An example would be the camera being able to keep footage of something like a shooting for a long period of time, and holding footage of someone having car issues on the side of the road for a shorter period of time.

Deputies said after testing the cameras over the past week, they didn’t notice any issues with them.

Sheriff Bryant said body cameras will not only protect them but citizens as well.

“Whenever an incident occurs and an officer feels like or the citizen feels like the officer done something wrong or didn’t do something right. That gives that citizen another line of video that occurred. At the same time, it protects the officer or gives the officer a second set of eyes to actually what has happened” said Sheriff Bryant.

Smarr and Smith Foundation President Jessi Simmons said they ran a fundraiser and had guns donated in order to get the money for the Axon body cameras.
Smarr and Smith Foundation President Jessi Simmons said they ran a fundraiser and had guns donated in order to get the money for the Axon body cameras. (Source: WALB)

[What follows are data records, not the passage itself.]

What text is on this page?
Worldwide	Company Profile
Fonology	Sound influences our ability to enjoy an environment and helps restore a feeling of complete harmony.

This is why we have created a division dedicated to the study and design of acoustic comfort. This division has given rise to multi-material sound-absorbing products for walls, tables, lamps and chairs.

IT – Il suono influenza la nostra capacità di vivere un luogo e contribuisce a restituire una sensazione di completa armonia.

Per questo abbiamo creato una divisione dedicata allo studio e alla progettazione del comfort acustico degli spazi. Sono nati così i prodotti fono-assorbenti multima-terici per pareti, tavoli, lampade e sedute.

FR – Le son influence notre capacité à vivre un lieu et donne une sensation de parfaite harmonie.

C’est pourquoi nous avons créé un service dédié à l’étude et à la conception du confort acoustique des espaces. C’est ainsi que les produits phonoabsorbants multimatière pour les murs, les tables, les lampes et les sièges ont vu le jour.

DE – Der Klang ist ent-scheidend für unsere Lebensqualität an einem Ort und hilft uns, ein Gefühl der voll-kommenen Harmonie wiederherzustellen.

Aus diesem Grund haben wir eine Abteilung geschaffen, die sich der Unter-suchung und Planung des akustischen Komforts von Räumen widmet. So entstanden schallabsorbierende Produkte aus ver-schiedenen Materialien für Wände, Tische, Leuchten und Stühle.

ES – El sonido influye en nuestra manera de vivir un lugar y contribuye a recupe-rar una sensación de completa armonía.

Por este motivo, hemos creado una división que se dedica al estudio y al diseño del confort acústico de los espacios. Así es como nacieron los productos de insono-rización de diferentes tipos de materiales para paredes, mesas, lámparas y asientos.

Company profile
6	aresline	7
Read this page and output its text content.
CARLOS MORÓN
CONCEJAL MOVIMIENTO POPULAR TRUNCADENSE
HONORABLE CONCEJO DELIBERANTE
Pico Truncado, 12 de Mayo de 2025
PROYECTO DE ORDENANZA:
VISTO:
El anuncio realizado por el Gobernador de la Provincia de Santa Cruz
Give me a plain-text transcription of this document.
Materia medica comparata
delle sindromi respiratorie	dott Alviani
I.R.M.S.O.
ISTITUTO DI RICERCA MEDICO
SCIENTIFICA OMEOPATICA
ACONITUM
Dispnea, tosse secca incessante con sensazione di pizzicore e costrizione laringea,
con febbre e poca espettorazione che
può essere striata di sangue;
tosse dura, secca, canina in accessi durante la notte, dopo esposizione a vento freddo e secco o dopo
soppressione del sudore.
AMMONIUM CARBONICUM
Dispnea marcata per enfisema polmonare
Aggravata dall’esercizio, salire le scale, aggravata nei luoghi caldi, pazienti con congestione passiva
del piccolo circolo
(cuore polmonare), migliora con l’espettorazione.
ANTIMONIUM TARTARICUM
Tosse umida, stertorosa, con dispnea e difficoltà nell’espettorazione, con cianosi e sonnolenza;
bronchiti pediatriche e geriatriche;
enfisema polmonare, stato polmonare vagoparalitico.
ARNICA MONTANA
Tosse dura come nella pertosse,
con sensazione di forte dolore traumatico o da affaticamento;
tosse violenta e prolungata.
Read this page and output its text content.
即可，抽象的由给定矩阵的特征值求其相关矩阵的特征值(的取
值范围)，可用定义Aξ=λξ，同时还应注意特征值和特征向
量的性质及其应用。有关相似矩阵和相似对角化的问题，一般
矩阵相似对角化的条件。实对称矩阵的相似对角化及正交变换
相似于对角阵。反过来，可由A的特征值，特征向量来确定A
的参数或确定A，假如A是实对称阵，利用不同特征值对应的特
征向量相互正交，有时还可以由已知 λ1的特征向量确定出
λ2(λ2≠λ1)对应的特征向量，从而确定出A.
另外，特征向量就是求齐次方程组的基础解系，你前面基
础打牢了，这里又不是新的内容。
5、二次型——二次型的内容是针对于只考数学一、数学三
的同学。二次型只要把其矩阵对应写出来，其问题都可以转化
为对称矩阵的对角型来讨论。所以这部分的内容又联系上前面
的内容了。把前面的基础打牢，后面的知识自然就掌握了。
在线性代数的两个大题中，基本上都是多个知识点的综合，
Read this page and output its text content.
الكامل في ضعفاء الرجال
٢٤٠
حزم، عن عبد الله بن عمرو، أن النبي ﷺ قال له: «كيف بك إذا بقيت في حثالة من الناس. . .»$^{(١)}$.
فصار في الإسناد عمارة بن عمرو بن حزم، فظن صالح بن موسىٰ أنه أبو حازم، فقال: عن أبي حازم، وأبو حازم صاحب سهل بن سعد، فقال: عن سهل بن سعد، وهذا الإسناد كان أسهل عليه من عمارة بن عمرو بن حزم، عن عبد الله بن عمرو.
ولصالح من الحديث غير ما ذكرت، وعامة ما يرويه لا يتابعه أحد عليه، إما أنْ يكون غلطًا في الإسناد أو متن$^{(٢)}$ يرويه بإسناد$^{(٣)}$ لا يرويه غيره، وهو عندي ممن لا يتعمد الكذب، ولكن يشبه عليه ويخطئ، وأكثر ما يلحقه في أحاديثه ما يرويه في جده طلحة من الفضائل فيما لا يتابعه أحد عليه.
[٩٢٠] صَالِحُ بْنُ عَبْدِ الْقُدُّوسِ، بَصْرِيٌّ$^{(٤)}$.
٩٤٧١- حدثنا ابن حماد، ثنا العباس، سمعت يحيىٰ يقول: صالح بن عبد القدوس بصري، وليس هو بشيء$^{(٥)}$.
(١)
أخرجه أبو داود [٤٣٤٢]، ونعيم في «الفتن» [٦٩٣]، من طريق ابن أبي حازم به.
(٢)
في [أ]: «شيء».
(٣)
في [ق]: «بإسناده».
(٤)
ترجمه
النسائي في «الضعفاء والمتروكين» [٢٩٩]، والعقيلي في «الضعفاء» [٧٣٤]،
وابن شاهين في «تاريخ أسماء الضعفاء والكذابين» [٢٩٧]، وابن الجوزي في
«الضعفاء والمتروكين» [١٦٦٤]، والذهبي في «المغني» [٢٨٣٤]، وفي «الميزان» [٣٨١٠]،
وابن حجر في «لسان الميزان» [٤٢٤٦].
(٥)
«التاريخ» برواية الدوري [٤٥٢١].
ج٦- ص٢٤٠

Smarr and Smith Foundation president Jessi Simmons said they continue to support local law enforcement because they don’t want anybody to experience the loss of a loved one especially if they’re protecting people.

Over the years, she said they’ve donated body armor, ballistic shields, and even created scholarships, and Axon body cameras that cost more than $4,000.

Simmons details how they were able to come with the money to get the cameras.

“We had three guns donated by Barons guns of Butler and also a gun donated by winded warriors out of Albany and so we sold raffle tickets and of course our little village rallied and bought a ton of them and four lucky winners got a gun and we were able to provide equipment” said Simmons.

Simmons said they have provided equipment for Sumter County Sheriff’s Office, Americus Police, and GSW security.

She also said they plan on having more donations to give in the near future.